Group: Payday loans hurt economy

Published 1:21 am Friday, March 16, 2018

Appleseed talks reform effort in Andalusia program

Alabama Appleseed brought its effort to effect predatory lending reforms in Alabama to Andalusia last night, speaking to a small group in an event sponsored by the local Episcopal and Catholic churches.

Alabama Appleseed organizer Dana Sweeney said the state organization has worked to get legislation passed that would increase the term of repayment for the short-term loans to 30 days. Sweeney explained that payday loans are defined as short-term, high cost loans that are due to be repaid on the next payday.
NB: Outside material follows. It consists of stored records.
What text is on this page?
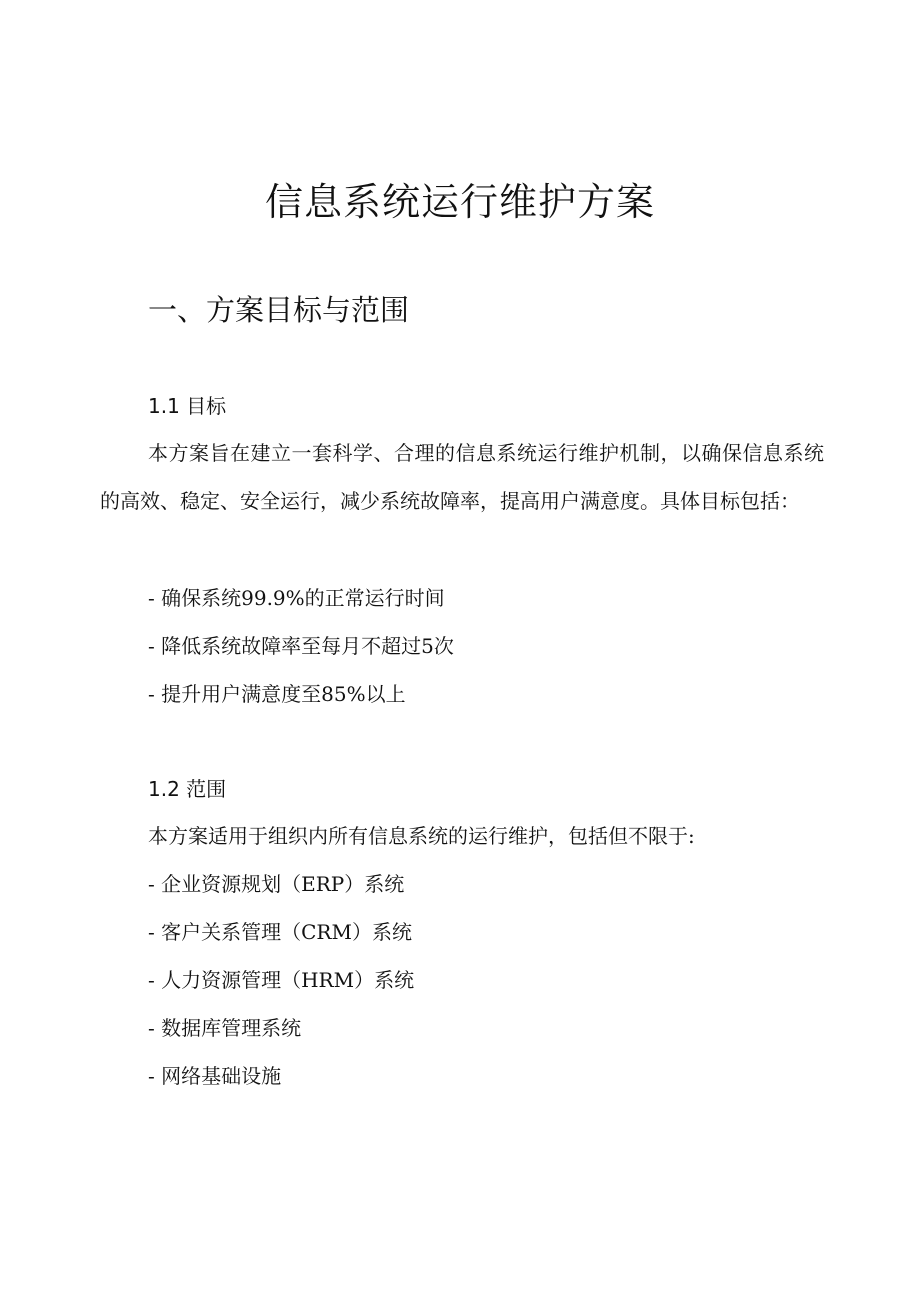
信息系统运行维护方案
一、方案目标与范围
1.1 目标

本方案旨在建立一套科学、合理的信息系统运行维护机制，以确保信息系统的高效、稳定、安全运行，减少系统故障率，提高用户满意度。具体目标包括：

- 确保系统99.9%的正常运行时间

- 降低系统故障率至每月不超过5次

- 提升用户满意度至85%以上

1.2 范围

本方案适用于组织内所有信息系统的运行维护，包括但不限于:

- 企业资源规划（ERP）系统

- 客户关系管理（CRM）系统

- 人力资源管理（HRM）系统

- 数据库管理系统

- 网络基础设施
“Borrowers present either a post-dated check, or provide direct access to withdraw funds at the time of th loan,” he said. “The lenders do not assess the borrower’s ability to repay a loan.”

In Alabama, payday lenders can charge annual percentage rates of up to 456 percent, he said. Efforts to reform the lending practices previously have died in the Alabama legislature.

“This quickly becomes a problem,” he said. “The loans are generally for two weeks, or until the next payday. If they are not able to repay by the initial due date, extra fees are charged to roll over another two weeks. Debt grows and grows and grows, quickly ballooning.”

The Alabama State Banking Department in 2015 established a central database where payday lenders must send reports. According to the department, in the 2017 fiscal year, 214,429 Alabamians took out more than 1.8 million payday loans, paying more than $107 million in fees.

“Most of money (profit) is not staying in Alabama,” Sweeney said. “There are a number of these franchises, but none of them are headquartered here.”

Research shows that every $1 repaid to a payday lender takes $2 in spending out of a local economy.

Appleseed is lobbying for SB 138, sponsored by Sen. Arthur Orr, R-Decatur, which passed the Senate last week and is now in committee in the House.

“For the most part, the bill doubles the amount of time to repay the loan,” Sweeney said. “Having 30 days to get two paychecks means a greater chance the borrower can repay the loan in full.

“This would effectively cut the interest rates people are experiencing in half,” he said. “There will still be triple digit, excessive rates, but halving them makes a difference.”

The bill has received bipartisan support.

“It is assigned to the House Financial Services Committee,” he said. “After it comes out of committee, Rep. (Mike) Jones will have influence over what happens next.”

Jones chairs the agenda-setting Rules Committee in the House.

Sweeney said some Alabama communities have established moratoriums on preventing the licensing of additional payday lenders in a city.